J-07-157
1) VOIES D’EXECUTION – SAISIE – SAISIE CONSERVATOIRE DE CREANCES – TITRE EXECUTOIRE (NON) – DEMANDE DE TITRE EXECUTOIRE – DELAI – NON RESPECT – CADUCITE.
2) VOIES D’EXECUTION – SAISIE – SAISIE CONSERVATOIRE DE CREANCES – MAINLEVEE – JURIDICTION COMPETENTE – JURIDICTION AYANT ORDONNE LA SAISIE.
3 VOIES D’EXECUTION – SAISIE – SAISIE CONSERVATOIRE DE CREANCES – PROCES VERBAL DE SAISIE – MENTIONS – NON RESPECT – PREJUDICE (NON) – REJET.
1) Lorsqu’une saisie conservatoire de créance a été obtenue sur autorisation du juge, le créancier dispose d’un délai d’un mois conformément à l’article 61 de l’AUPSRVE pour introduire une demande aux fins d’obtenir un titre exécutoire. Faute de présenter une demande d’obtention de titre exécutoire dans ce délai, la saisie exécutoire doit être déclarée caduque.
2) La demande de mainlevée d’une saisie conservatoire de créance doit être présentée devant le juge qui a autorisé la saisie. Tout autre juge saisi à cet effet doit dès lors se déclarer incompétent.
3) Un procès verbal de saisie conservatoire de créance qui ne contient pas toutes les mentions exigées par la loi ne peut cependant pas être annulé si le demandeur ne prouve pas que l’absence de ces mentions ne lui cause pas un préjudice.
(Tribunal de Première Instance de Mbanga, Ordonnance de référé n°20/Ref du 31 mai 2007, Affaire la société Tradoma SARL C/ dame Djokam Thérèse et Me Côme Takongmo J.).
NOUS, JUGE PRES LE TRIBUNAL DE PREMIERE INSTANCE DE MBANGA, JUGE DU CONTENTIEUX DE L’EXECUTION.
Vu l’exploit introductif d’instance.
Vu les pièces du dossier de la procédure.
Après avoir délibéré conformément à la loi.

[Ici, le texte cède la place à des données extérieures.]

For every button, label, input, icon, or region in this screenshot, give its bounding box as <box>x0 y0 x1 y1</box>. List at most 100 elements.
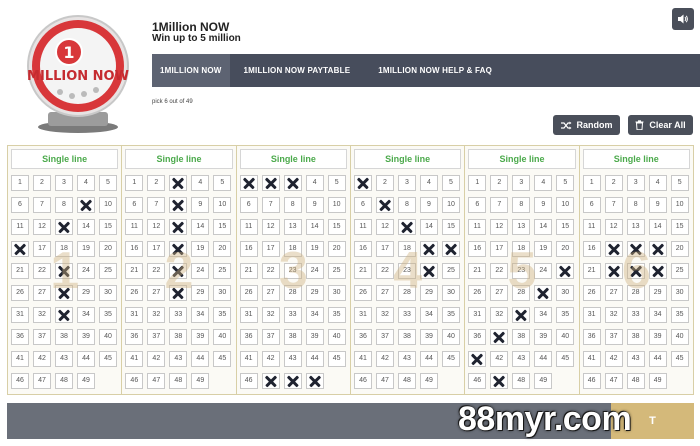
number-cell[interactable]: 47 <box>147 373 166 389</box>
number-cell[interactable]: 30 <box>670 285 689 301</box>
number-cell-selected[interactable]: 17 <box>604 241 623 257</box>
number-cell[interactable]: 26 <box>582 285 601 301</box>
number-cell[interactable]: 3 <box>397 175 416 191</box>
number-cell[interactable]: 8 <box>397 197 416 213</box>
number-cell[interactable]: 38 <box>169 329 188 345</box>
number-cell[interactable]: 25 <box>441 263 460 279</box>
number-cell[interactable]: 24 <box>191 263 210 279</box>
number-cell-selected[interactable]: 28 <box>55 285 73 301</box>
number-cell[interactable]: 6 <box>353 197 372 213</box>
number-cell[interactable]: 13 <box>512 219 531 235</box>
number-cell[interactable]: 33 <box>626 307 645 323</box>
number-cell[interactable]: 45 <box>99 351 117 367</box>
number-cell[interactable]: 8 <box>512 197 531 213</box>
number-cell[interactable]: 48 <box>55 373 73 389</box>
number-cell[interactable]: 26 <box>125 285 144 301</box>
number-cell[interactable]: 17 <box>490 241 509 257</box>
number-cell[interactable]: 15 <box>556 219 575 235</box>
number-cell[interactable]: 8 <box>55 197 73 213</box>
number-cell[interactable]: 40 <box>441 329 460 345</box>
number-cell[interactable]: 35 <box>213 307 232 323</box>
number-cell-selected[interactable]: 22 <box>604 263 623 279</box>
number-cell[interactable]: 36 <box>239 329 258 345</box>
number-cell[interactable]: 44 <box>534 351 553 367</box>
number-cell[interactable]: 10 <box>213 197 232 213</box>
number-cell-selected[interactable]: 23 <box>626 263 645 279</box>
number-cell[interactable]: 20 <box>556 241 575 257</box>
number-cell[interactable]: 45 <box>213 351 232 367</box>
number-cell[interactable]: 13 <box>283 219 302 235</box>
number-cell[interactable]: 42 <box>604 351 623 367</box>
number-cell[interactable]: 18 <box>397 241 416 257</box>
tab-paytable[interactable]: 1MILLION NOW PAYTABLE <box>230 54 365 87</box>
number-cell-selected[interactable]: 19 <box>419 241 438 257</box>
number-cell[interactable]: 25 <box>99 263 117 279</box>
number-cell[interactable]: 28 <box>397 285 416 301</box>
number-cell[interactable]: 24 <box>305 263 324 279</box>
number-cell[interactable]: 47 <box>375 373 394 389</box>
number-cell[interactable]: 14 <box>648 219 667 235</box>
number-cell[interactable]: 4 <box>305 175 324 191</box>
number-cell[interactable]: 9 <box>648 197 667 213</box>
number-cell[interactable]: 46 <box>468 373 487 389</box>
number-cell[interactable]: 44 <box>77 351 95 367</box>
number-cell[interactable]: 12 <box>33 219 51 235</box>
number-cell[interactable]: 26 <box>353 285 372 301</box>
number-cell[interactable]: 46 <box>582 373 601 389</box>
number-cell[interactable]: 20 <box>670 241 689 257</box>
number-cell-selected[interactable]: 37 <box>490 329 509 345</box>
number-cell[interactable]: 30 <box>441 285 460 301</box>
number-cell[interactable]: 11 <box>582 219 601 235</box>
number-cell[interactable]: 21 <box>582 263 601 279</box>
number-cell[interactable]: 2 <box>490 175 509 191</box>
number-cell[interactable]: 32 <box>147 307 166 323</box>
number-cell[interactable]: 6 <box>468 197 487 213</box>
number-cell[interactable]: 27 <box>33 285 51 301</box>
number-cell[interactable]: 16 <box>353 241 372 257</box>
number-cell[interactable]: 35 <box>556 307 575 323</box>
number-cell[interactable]: 40 <box>99 329 117 345</box>
number-cell[interactable]: 33 <box>283 307 302 323</box>
number-cell[interactable]: 36 <box>353 329 372 345</box>
number-cell[interactable]: 36 <box>582 329 601 345</box>
number-cell-selected[interactable]: 8 <box>169 197 188 213</box>
number-cell[interactable]: 42 <box>490 351 509 367</box>
number-cell[interactable]: 7 <box>490 197 509 213</box>
number-cell-selected[interactable]: 41 <box>468 351 487 367</box>
number-cell[interactable]: 36 <box>125 329 144 345</box>
number-cell[interactable]: 20 <box>327 241 346 257</box>
number-cell[interactable]: 11 <box>353 219 372 235</box>
number-cell[interactable]: 43 <box>283 351 302 367</box>
number-cell-selected[interactable]: 28 <box>169 285 188 301</box>
number-cell[interactable]: 32 <box>33 307 51 323</box>
number-cell[interactable]: 29 <box>648 285 667 301</box>
number-cell[interactable]: 40 <box>556 329 575 345</box>
number-cell-selected[interactable]: 2 <box>261 175 280 191</box>
number-cell[interactable]: 18 <box>512 241 531 257</box>
number-cell[interactable]: 2 <box>375 175 394 191</box>
number-cell[interactable]: 39 <box>648 329 667 345</box>
number-cell[interactable]: 9 <box>191 197 210 213</box>
number-cell[interactable]: 34 <box>77 307 95 323</box>
number-cell[interactable]: 45 <box>556 351 575 367</box>
number-cell[interactable]: 29 <box>191 285 210 301</box>
number-cell[interactable]: 15 <box>670 219 689 235</box>
number-cell[interactable]: 34 <box>305 307 324 323</box>
number-cell[interactable]: 19 <box>191 241 210 257</box>
number-cell[interactable]: 21 <box>353 263 372 279</box>
number-cell[interactable]: 35 <box>441 307 460 323</box>
number-cell[interactable]: 32 <box>261 307 280 323</box>
number-cell[interactable]: 41 <box>125 351 144 367</box>
number-cell[interactable]: 49 <box>77 373 95 389</box>
number-cell[interactable]: 9 <box>305 197 324 213</box>
number-cell[interactable]: 19 <box>77 241 95 257</box>
number-cell[interactable]: 23 <box>512 263 531 279</box>
number-cell[interactable]: 28 <box>512 285 531 301</box>
number-cell[interactable]: 23 <box>397 263 416 279</box>
number-cell[interactable]: 37 <box>147 329 166 345</box>
number-cell[interactable]: 30 <box>327 285 346 301</box>
number-cell[interactable]: 48 <box>169 373 188 389</box>
number-cell[interactable]: 12 <box>375 219 394 235</box>
number-cell-selected[interactable]: 25 <box>556 263 575 279</box>
number-cell-selected[interactable]: 18 <box>169 241 188 257</box>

Attendu que suivant exploit en date du 08 mai 2007, non encore enregistré mais qui le sera en temps utile du ministère de Maître Jean Bedel MAMOUN, huissier de justice à Mbanga, la Société Tradoma SARL dont le siège social est à Douala, B.P. 12 775, représentée par son directeur général, ayant pour conseil Maître Narcisse BETCHEM, avocat au barreau de Cameroun, a fait donner assignation dame Djokam Thérèse, ménagère domicilié à Njombé et ayant pour conseil Maître Ngouana Notsa O., avocat à Mbanga pour, est-il dit dans cet exploit.
Au principal,
Renvoyer les parties à mieux se pourvoir ainsi qu’elles s’aviseront.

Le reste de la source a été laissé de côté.